05. Trope Apa?

541 84 36
                                    

"Nu, anak-anak nanti siang ngajakin makan geprek di Delima."

Ibu jari Janu yang tengah menari dengan lincah di atas layar ponsel pintarnya lantas terhenti. Sepasang matanya yang sedari tadi berkutat dengan ponsel kini teralih pada sang sumber suara.
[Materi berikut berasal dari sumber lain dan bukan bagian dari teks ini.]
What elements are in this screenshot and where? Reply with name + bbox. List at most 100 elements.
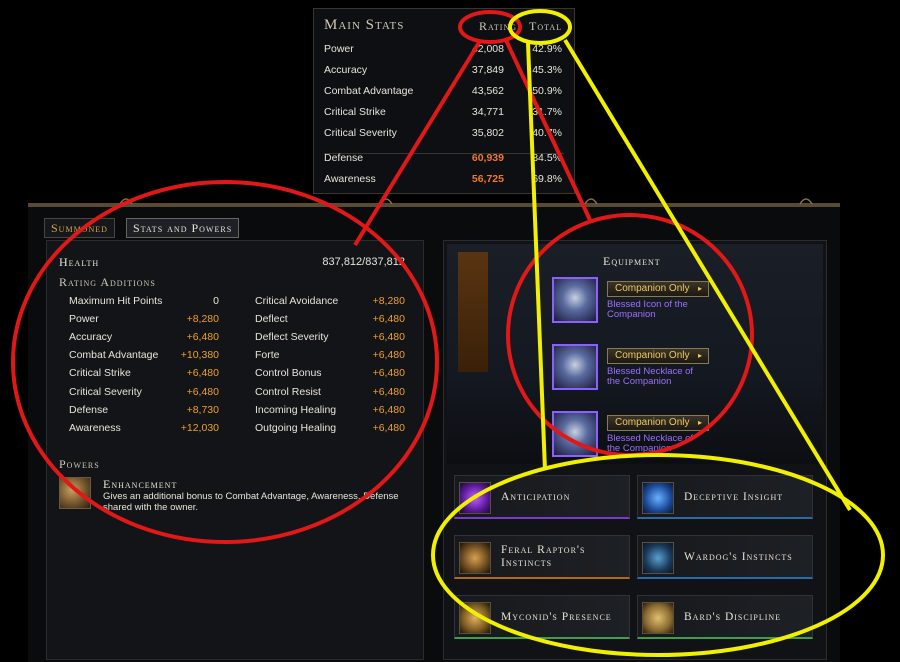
- stat-total: 42.9%: [532, 43, 562, 55]
- equipment-slot-icon[interactable]: [552, 277, 598, 323]
- equipment-title: Equipment: [603, 254, 661, 268]
- tab-stats-and-powers[interactable]: Stats and Powers: [126, 218, 240, 238]
- stat-rating: 35,802: [471, 127, 504, 139]
- rating-label: Defense: [69, 404, 109, 416]
- rating-value: +8,280: [186, 313, 219, 325]
- stat-rating: 56,725: [471, 173, 504, 185]
- rating-row: Control Resist +6,480: [255, 385, 405, 401]
- stat-label: Accuracy: [324, 64, 368, 76]
- rating-value: +6,480: [186, 331, 219, 343]
- companion-only-button[interactable]: Companion Only ▸: [607, 281, 709, 297]
- button-label: Companion Only: [615, 417, 690, 428]
- rating-row: Critical Avoidance +8,280: [255, 294, 405, 310]
- stat-row-accuracy: Accuracy 37,849 45.3%: [324, 62, 564, 80]
- companion-only-button[interactable]: Companion Only ▸: [607, 415, 709, 431]
- equipment-item-name: Blessed Icon of the Companion: [607, 299, 688, 320]
- rating-row: Maximum Hit Points 0: [69, 294, 219, 310]
- rating-label: Forte: [255, 349, 280, 361]
- rating-row: Outgoing Healing +6,480: [255, 421, 405, 437]
- boon-label: Myconid's Presence: [501, 610, 612, 623]
- stat-total: 31.7%: [532, 106, 562, 118]
- health-value: 837,812/837,812: [322, 256, 405, 268]
- equipment-slot-icon[interactable]: [552, 344, 598, 390]
- stat-total: 69.8%: [532, 173, 562, 185]
- rating-row: Forte +6,480: [255, 348, 405, 364]
- rating-value: +8,280: [372, 295, 405, 307]
- rating-value: +6,480: [372, 331, 405, 343]
- rating-label: Deflect: [255, 313, 288, 325]
- rating-row: Deflect Severity +6,480: [255, 330, 405, 346]
- rating-value: +6,480: [186, 367, 219, 379]
- boon-bards-discipline[interactable]: Bard's Discipline: [637, 595, 813, 639]
- powers-label: Powers: [59, 457, 100, 471]
- rating-row: Incoming Healing +6,480: [255, 403, 405, 419]
- rating-label: Incoming Healing: [255, 404, 337, 416]
- rating-row: Power +8,280: [69, 312, 219, 328]
- rating-row: Deflect +6,480: [255, 312, 405, 328]
- rating-value: +6,480: [372, 386, 405, 398]
- stat-label: Critical Strike: [324, 106, 386, 118]
- boon-wardogs-instincts[interactable]: Wardog's Instincts: [637, 535, 813, 579]
- stat-row-defense: Defense 60,939 84.5%: [324, 150, 564, 168]
- rating-row: Critical Severity +6,480: [69, 385, 219, 401]
- boon-myconids-presence[interactable]: Myconid's Presence: [454, 595, 630, 639]
- rating-label: Awareness: [69, 422, 121, 434]
- banner-decoration: [458, 252, 488, 372]
- main-stats-title: Main Stats: [324, 17, 405, 33]
- stat-total: 45.3%: [532, 64, 562, 76]
- boon-label: Deceptive Insight: [684, 490, 784, 503]
- equipment-slot-icon[interactable]: [552, 411, 598, 457]
- rating-row: Control Bonus +6,480: [255, 366, 405, 382]
- stat-rating: 43,562: [471, 85, 504, 97]
- rating-label: Maximum Hit Points: [69, 295, 163, 307]
- stat-rating: 34,771: [471, 106, 504, 118]
- rating-label: Critical Strike: [69, 367, 131, 379]
- stat-label: Defense: [324, 152, 364, 164]
- rating-additions-label: Rating Additions: [59, 275, 156, 289]
- rating-label: Deflect Severity: [255, 331, 329, 343]
- stat-row-critical-strike: Critical Strike 34,771 31.7%: [324, 104, 564, 122]
- power-name: Enhancement: [103, 477, 178, 491]
- rating-value: 0: [213, 295, 219, 307]
- total-column-header: Total: [529, 19, 563, 33]
- boon-anticipation[interactable]: Anticipation: [454, 475, 630, 519]
- equipment-item-name: Blessed Necklace of the Companion: [607, 366, 694, 387]
- stat-total: 50.9%: [532, 85, 562, 97]
- rating-value: +6,480: [372, 404, 405, 416]
- feral-raptor-icon: [459, 542, 491, 574]
- tab-summoned[interactable]: Summoned: [44, 218, 115, 238]
- rating-value: +6,480: [372, 367, 405, 379]
- rating-label: Combat Advantage: [69, 349, 159, 361]
- health-label: Health: [59, 255, 100, 269]
- rating-value: +6,480: [372, 313, 405, 325]
- stat-rating: 42,008: [471, 43, 504, 55]
- boon-deceptive-insight[interactable]: Deceptive Insight: [637, 475, 813, 519]
- stat-total: 40.7%: [532, 127, 562, 139]
- rating-label: Critical Severity: [69, 386, 142, 398]
- stat-row-awareness: Awareness 56,725 69.8%: [324, 171, 564, 189]
- rating-value: +6,480: [372, 349, 405, 361]
- rating-value: +10,380: [180, 349, 219, 361]
- stat-total: 84.5%: [532, 152, 562, 164]
- rating-label: Control Bonus: [255, 367, 322, 379]
- stat-rating: 60,939: [471, 152, 504, 164]
- rating-value: +6,480: [186, 386, 219, 398]
- stat-label: Critical Severity: [324, 127, 397, 139]
- enhancement-power-icon[interactable]: [59, 477, 91, 509]
- bards-discipline-icon: [642, 602, 674, 634]
- rating-value: +12,030: [180, 422, 219, 434]
- button-label: Companion Only: [615, 283, 690, 294]
- equipment-item-name: Blessed Necklace of the Companion: [607, 433, 694, 454]
- boon-label: Feral Raptor's Instincts: [501, 544, 586, 569]
- companion-only-button[interactable]: Companion Only ▸: [607, 348, 709, 364]
- rating-row: Awareness +12,030: [69, 421, 219, 437]
- power-description: Gives an additional bonus to Combat Adva…: [103, 491, 399, 513]
- wardog-icon: [642, 542, 674, 574]
- stat-label: Combat Advantage: [324, 85, 414, 97]
- rating-row: Defense +8,730: [69, 403, 219, 419]
- stats-panel: Health 837,812/837,812 Rating Additions …: [46, 240, 424, 660]
- rating-label: Outgoing Healing: [255, 422, 337, 434]
- rating-label: Accuracy: [69, 331, 113, 343]
- stat-rating: 37,849: [471, 64, 504, 76]
- boon-feral-raptors-instincts[interactable]: Feral Raptor's Instincts: [454, 535, 630, 579]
Ditatapnya Mahesa yang duduk di sebelahnya yang masih asik bergelut dengan laptop tanpa sedikit pun menoleh ke arahnya.

"Telat," sahut Janu kemudian seraya menggoyangkan ponsel pintarnya yang sudah terkunci, "Aku baru aja diajakkin makan sama temenku." 

Jawaban Janu sukses menarik atensi Mahesa secara keseluruhan. Membuat laki-laki yang tengah berkutat membuat gambar frame per frame itu lantas terhenti begitu saja. Ia menoleh lalu memberikan tatapan selidik pada Janu, "Senja? Emangnya kalian mau makan di mana?"

"Kalo belom tau, ya, ajak aja," timpal Mahesa lagi dengan cepat, sebelum Janu bisa membalas perkataannya, "The more the merrier, kan?"

"Tapi, yakin, nih, aku ajak? Bukan Senja, lho?"

"Lho, Jalu?" 

Janu menggeleng, "Saga. Eh, nggak tau, deh, Jalu bakal ikut apa nggak. Dia tergantung mood soalnya."

Kening Mahesa mengerut samar, "Sama Sagara lagi?"

Lagi?

Kening Janu mengerut samar mendengar penuturan Mahesa. Memangnya, sudah berapa kali dia makan dengan Sagara belakangan ini? Rasanya tidak―ah, lupakan. Dirinya memang terlalu sering bersama Sagara belakangan ini. Ini sudah terhitung dua minggu sejak dia mengenal Sagara dan nyaris selama dua minggu itu pula dirinya memang lebih sering menghabiskan makan siang bersama Mahasiswa dari jurusan sebelah itu.

Tapi, mau bagaimana lagi? Sagara itu orangnya memang terhitung asik untuk diajak bergurau. 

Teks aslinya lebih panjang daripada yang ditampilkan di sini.